И верно. Как в песок глядел, угадал редактор, хоть и пребывал в состоянии престранном. Третий выстрел попал куда-то в нежное место мозга редактора. Стало хорошо.
Катерок заюлил на песке. И, закручиваясь на взлёте, винтом ушёл в воздух.
Покачался, полетел.
Если бы один раз… сказал себе редактор и заснул.
Один раз. И он проснулся. Его звал властный голос.
Пепельноволосый стоял над ним на одном колене и звал редактора, вытаскивая из мира, где не было власти.
Редактор неуверенно встряхнул головой – он спал стоя, оказывается.
Теперь он увидел, что пепельноволосый полулежит на песке чуть дальше и зовёт на помощь.
Редактор, тряся головой, будто в уши попал песок, приблизился.
Атлет, лёжа и опираясь на локоть, как на подножие памятника, совершенно спокойно сказал:
– Вы видели… он сбил меня с ног. У него были ключи от наручников. Преступник бежал. Вы свидетель.
– Я свидетель, – туповато повторил редактор.
Мысль его в противовес событиям работала туго. Пепельноволосый, вставая и сделав пару шагов к редактору, хромая, повторил:
– Тут вопрос госбезопасности. Вы свидетель и обязаны, как сознательный гражданин…
Мысль пробудилась. Редактор закивал.
– Обязаны повторить это в соответствующих инстанциях. Но – только там.
– Да…
– Повторите. Вы – важный свидетель.
– Я…
– Позовите на помощь. Кажется, я контужен. Вы сами не ранены? Он был вооружён.
– Я?
Редактор оглядел себя, ожидая увидеть, как покачивается пронзившая его навылет стрела. Пепельноволосый спокойно ждал. Потом сказал мягко:
– Идите. – (Он посмотрел на часы). – Позовите кого-нибудь. Он разбил мою рацию.
Редактор поплёлся в указанную вытянутой рукой пепельноволосого сторону.
Тот окликнул:
– Помните, никому ни слова, пока я вам не дам дальнейших указаний.
– Конечно. – Оглянувшись через плечо, серьёзно отвечал редактор и увидел последним такое, что могло быть объяснено, разумеется, одной лишь игрой света и тени.
Как свежий рот агента подергивается на углах. И свет проник под очки, и в глазах великолепного правительственного служащего редактор увидел торжество… и страх.

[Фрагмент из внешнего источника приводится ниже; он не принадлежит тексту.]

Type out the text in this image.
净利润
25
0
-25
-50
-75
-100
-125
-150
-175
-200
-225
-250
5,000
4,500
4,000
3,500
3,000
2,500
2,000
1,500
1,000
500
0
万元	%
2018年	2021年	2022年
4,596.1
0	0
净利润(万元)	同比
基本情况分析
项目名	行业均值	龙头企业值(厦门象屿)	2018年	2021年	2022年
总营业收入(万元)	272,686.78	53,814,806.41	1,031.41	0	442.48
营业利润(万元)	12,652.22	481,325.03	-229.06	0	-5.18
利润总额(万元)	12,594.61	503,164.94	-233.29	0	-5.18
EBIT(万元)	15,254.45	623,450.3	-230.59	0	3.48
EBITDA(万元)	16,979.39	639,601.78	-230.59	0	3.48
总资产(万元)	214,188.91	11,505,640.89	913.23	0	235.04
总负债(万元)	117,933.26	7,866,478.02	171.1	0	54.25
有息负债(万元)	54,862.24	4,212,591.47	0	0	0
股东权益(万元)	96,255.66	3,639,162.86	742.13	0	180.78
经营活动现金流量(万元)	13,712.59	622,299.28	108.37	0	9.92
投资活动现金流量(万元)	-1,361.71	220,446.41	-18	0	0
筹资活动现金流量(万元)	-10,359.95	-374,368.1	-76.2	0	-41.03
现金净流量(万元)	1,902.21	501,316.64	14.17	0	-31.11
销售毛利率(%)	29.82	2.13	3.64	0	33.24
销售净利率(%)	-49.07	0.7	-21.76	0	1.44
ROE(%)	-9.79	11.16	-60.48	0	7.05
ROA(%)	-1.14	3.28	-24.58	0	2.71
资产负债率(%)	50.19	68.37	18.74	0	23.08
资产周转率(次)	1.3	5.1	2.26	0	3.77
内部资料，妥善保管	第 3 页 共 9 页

Повинуясь долгу и отбросив все сомнения, которые могли быть губительны, редактор зарысил к лагерю. И только завидев солнцезащитный купол и услышав шум голосов, только подняв тревогу, остановив первого встречного инженера, вспомнил и перестал отвечать на дальнейшие расспросы.
Инженер пожал плечами. Потёр бледное лицо и прикрыл глаза в чёрных кругах.
Сознательного гражданина мучал один малый вопрос. Почему он… ведь если бы он один раз… а так три раза. Почему он трижды стрелял в воздух?
Он почувствовал родное прикосновение. Блокнот, выглядевший так, будто побывал под копытом, ласково высунулся из пиджака.
Инженер решил, что прибывший шишмак не в себе в силу воздействия климата и новизны ощущений, и твёрдо решил сдать его на попечение Силыча. Он отправился на поиски, напоив водою редактора и усадив его в теньке.
Он понимал приезжего и сочувствовал ему, вспоминая ряд событий. И в конце размышлений ему померещился какой-то костер, и чувство радости снизошло на него.
IY ДЕРЕВО
1
– Но что ты испытываешь?
– Я бы не хотела говорить об этом. Если можно.
Нин не остановилась, продолжала вышагивать, поэтому ей пришлось сделать вид, что она не заметила – Энки изобразил столб.
Он мозолил свои каштаны (смотрел карими глазами, чутка выпученными от напряжения умственной мышцы), логически обоснованно потёр затылок, где у порядочных аннунаков хранятся задние мысли, потом лоб – это уж непонятно, к чему.
Коричневый лоб напрягся под пальцами от усилий распознать скрытый смысл происходящего.
– Как ты себя чувствуешь?
Нет, это бессмысленно. Отвязаться от Энки всё равно, что избавить Родину от тоталитаризма. Энки гораздо милее тоталитаризма, это следует признать ради справедливости, но степень безнадёжности обозначена верно. Нин без вздоха встала и даже вернулась на несколько шагов.